Acording to the piece, Republicans “have vowed to block, reshape or defeat a number of Democratic initiatives in coming months, even though Specter’s defection has left the Senate Republican caucus with just 40 members.”

But in a 99-member Senate, 40 votes are enough to keep Democrats from cutting off debate on major legislation. “Usually you need 41 votes to get anything done around here. But right now, you can do a lot with 40 votes,” said Judd Gregg

In a 99-seat Senate, 40 votes isn’t nearly enough to “get anything done.” Not at all. It is rather the bare minimum necessary to make sure nothing gets done. And it explains why so many Republican senators will routinely vote against cloture on major Democratic agenda items. It’s called a filibuster–and it isn’t typically thought of as way to “get stuff done.”You’ll seldom hear Republicans admit that this is their legislative strategy–even though it manifestly is their legislative strategy–but sometimes obvious and uncomfortable truths are hard to deny, and slip out accidentally. And it’s an important truth.

This strategy is crucial to understanding the GOP’s gambit in the Minnesota Senate race. When that issue is decided, the Senate will have 100 members, and if Franken is declared the winner (as is widely expected) the Republicans’ 40 votes will no longer be enough on their own to mount a filibuster.

For his part–in the weeks since he decided not to join the Democratic administration and chose instead to lead Republican opposition to the President’s budget–Gregg has become one of the filibuster’s strongest proponents.

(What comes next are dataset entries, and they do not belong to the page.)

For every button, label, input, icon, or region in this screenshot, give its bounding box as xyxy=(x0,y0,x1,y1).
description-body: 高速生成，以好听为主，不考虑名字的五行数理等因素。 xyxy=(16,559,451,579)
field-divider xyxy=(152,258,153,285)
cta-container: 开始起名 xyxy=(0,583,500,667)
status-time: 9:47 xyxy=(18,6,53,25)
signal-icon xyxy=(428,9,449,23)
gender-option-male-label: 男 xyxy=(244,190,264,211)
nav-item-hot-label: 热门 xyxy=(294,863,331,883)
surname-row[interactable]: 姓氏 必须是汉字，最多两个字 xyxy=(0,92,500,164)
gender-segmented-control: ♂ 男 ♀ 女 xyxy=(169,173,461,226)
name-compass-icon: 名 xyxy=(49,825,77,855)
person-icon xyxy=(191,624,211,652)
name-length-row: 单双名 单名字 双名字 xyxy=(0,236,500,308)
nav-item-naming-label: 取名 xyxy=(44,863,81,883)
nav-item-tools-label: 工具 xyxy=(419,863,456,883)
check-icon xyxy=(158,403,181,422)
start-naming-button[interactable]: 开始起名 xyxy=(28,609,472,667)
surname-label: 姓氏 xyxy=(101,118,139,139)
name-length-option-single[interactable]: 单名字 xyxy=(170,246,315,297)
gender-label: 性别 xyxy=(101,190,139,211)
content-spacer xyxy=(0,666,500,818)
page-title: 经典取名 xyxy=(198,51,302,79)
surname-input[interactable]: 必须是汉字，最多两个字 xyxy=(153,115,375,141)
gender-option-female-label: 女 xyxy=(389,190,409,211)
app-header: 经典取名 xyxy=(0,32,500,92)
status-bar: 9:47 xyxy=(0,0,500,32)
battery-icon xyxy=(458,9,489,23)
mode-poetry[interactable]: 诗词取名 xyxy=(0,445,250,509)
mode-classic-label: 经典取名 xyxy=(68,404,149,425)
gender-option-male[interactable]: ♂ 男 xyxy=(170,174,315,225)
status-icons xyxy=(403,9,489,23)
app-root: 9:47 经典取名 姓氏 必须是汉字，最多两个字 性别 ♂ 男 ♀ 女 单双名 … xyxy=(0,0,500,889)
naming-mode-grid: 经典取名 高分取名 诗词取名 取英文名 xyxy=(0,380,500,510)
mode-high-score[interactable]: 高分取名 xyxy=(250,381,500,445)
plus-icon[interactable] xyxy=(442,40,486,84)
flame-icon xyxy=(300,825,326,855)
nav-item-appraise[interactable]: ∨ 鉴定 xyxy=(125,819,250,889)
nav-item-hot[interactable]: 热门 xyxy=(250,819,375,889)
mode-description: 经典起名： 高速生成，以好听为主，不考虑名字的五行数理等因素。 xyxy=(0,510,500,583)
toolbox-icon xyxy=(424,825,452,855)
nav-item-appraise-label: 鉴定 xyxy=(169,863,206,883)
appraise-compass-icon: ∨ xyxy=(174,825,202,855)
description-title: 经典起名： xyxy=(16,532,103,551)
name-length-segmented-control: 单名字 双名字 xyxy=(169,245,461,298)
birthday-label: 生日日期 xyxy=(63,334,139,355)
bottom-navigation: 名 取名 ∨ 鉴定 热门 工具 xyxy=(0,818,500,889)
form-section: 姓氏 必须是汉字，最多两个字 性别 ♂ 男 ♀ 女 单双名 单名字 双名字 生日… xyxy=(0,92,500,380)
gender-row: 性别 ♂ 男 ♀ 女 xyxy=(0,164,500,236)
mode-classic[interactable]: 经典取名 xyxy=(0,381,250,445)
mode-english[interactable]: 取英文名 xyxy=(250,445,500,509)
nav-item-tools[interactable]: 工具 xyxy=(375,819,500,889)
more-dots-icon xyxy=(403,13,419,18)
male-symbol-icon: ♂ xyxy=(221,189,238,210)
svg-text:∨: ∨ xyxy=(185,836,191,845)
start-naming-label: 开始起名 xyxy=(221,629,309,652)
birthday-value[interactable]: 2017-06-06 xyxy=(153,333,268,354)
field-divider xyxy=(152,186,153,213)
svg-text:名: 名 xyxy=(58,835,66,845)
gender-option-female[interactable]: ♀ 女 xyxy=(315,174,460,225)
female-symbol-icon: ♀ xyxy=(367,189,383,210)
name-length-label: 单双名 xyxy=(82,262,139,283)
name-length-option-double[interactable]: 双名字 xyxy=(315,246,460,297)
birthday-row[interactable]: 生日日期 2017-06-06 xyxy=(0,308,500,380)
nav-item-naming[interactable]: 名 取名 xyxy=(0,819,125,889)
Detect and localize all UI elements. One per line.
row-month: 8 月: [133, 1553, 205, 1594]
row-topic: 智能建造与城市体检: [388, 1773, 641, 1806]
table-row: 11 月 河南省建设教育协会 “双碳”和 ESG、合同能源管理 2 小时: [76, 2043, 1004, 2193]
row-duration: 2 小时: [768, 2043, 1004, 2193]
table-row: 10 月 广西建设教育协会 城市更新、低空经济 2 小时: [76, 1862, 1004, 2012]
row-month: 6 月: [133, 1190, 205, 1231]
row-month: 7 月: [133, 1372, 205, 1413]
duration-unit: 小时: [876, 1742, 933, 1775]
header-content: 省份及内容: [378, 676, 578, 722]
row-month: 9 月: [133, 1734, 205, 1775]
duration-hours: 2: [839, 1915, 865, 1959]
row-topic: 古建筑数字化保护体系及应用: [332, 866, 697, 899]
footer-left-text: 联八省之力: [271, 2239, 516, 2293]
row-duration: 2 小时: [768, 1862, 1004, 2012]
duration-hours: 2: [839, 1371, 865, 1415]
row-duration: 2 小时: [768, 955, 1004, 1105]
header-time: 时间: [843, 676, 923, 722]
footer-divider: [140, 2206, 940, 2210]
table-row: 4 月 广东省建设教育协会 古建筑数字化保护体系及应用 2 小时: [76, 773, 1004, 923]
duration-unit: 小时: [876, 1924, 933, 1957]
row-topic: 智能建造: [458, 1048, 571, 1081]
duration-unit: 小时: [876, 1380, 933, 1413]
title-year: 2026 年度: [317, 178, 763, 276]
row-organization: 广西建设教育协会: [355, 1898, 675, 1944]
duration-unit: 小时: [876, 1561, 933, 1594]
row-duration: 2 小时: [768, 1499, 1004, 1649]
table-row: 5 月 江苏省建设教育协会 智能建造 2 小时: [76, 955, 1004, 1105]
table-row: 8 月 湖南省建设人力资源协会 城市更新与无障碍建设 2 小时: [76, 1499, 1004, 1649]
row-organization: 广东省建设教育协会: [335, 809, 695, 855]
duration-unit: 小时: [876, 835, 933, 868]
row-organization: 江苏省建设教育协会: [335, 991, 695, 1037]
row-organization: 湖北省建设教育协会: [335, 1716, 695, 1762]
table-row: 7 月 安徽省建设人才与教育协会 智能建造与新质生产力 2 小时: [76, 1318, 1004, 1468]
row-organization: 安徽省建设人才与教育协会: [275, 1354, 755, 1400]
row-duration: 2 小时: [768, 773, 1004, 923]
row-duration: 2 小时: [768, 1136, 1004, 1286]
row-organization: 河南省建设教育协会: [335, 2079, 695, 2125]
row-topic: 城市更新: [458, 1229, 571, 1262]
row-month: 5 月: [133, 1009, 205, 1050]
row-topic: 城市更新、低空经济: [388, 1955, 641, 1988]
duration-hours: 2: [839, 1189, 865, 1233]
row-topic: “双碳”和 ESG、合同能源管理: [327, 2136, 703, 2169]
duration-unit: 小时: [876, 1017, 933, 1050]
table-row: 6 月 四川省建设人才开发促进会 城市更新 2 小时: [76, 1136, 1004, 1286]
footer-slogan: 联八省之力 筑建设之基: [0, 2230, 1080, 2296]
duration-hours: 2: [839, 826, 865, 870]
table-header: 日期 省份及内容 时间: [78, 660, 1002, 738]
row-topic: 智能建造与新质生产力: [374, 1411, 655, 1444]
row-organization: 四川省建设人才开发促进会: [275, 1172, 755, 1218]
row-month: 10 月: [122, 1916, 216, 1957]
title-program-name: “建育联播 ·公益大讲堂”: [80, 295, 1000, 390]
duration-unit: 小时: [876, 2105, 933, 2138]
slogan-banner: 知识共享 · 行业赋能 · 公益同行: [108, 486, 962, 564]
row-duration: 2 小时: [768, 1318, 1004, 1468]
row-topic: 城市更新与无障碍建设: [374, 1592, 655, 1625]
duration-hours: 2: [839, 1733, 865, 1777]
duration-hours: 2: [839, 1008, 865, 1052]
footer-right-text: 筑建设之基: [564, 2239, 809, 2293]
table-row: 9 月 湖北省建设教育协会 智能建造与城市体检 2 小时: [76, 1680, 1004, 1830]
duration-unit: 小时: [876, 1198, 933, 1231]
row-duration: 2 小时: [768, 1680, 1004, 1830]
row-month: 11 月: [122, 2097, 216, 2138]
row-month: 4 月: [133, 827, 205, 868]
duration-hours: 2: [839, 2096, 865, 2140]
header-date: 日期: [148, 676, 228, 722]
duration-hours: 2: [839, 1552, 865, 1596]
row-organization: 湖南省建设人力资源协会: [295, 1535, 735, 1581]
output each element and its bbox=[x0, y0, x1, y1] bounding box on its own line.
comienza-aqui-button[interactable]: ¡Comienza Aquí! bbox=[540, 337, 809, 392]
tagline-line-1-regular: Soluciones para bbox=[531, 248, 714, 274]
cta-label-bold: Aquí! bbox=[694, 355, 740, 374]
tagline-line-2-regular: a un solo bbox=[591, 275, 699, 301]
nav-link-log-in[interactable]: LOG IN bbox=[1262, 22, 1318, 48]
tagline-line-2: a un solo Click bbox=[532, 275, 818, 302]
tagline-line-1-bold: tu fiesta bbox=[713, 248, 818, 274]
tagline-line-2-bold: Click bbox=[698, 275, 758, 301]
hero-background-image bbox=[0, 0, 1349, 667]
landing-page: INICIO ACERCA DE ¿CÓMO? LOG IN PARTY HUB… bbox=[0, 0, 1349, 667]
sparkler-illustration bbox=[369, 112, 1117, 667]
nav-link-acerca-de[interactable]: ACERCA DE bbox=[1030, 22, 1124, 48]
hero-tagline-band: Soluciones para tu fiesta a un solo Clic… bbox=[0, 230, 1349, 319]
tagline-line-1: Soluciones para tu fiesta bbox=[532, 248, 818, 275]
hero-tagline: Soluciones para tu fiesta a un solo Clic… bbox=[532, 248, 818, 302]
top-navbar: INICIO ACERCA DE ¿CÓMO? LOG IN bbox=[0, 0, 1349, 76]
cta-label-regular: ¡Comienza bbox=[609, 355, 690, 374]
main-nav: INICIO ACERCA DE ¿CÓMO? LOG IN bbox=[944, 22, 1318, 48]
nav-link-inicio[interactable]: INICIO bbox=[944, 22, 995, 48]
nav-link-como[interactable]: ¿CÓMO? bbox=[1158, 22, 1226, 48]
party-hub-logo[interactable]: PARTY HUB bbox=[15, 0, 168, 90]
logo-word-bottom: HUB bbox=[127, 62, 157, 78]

He compared efforts to circumvent the filibuster to mob tactics, despite the fact that he used those same tactics when Republicans were trying to advance the Bush agenda. It’s a sort of…flexible philosophy. One has to imagine, though, that if he’d gone through the nomination process to become Commerce Secretary, and 40 senators had filibustered his confirmation, he’d have had a suspiciously different take on minority obstruction.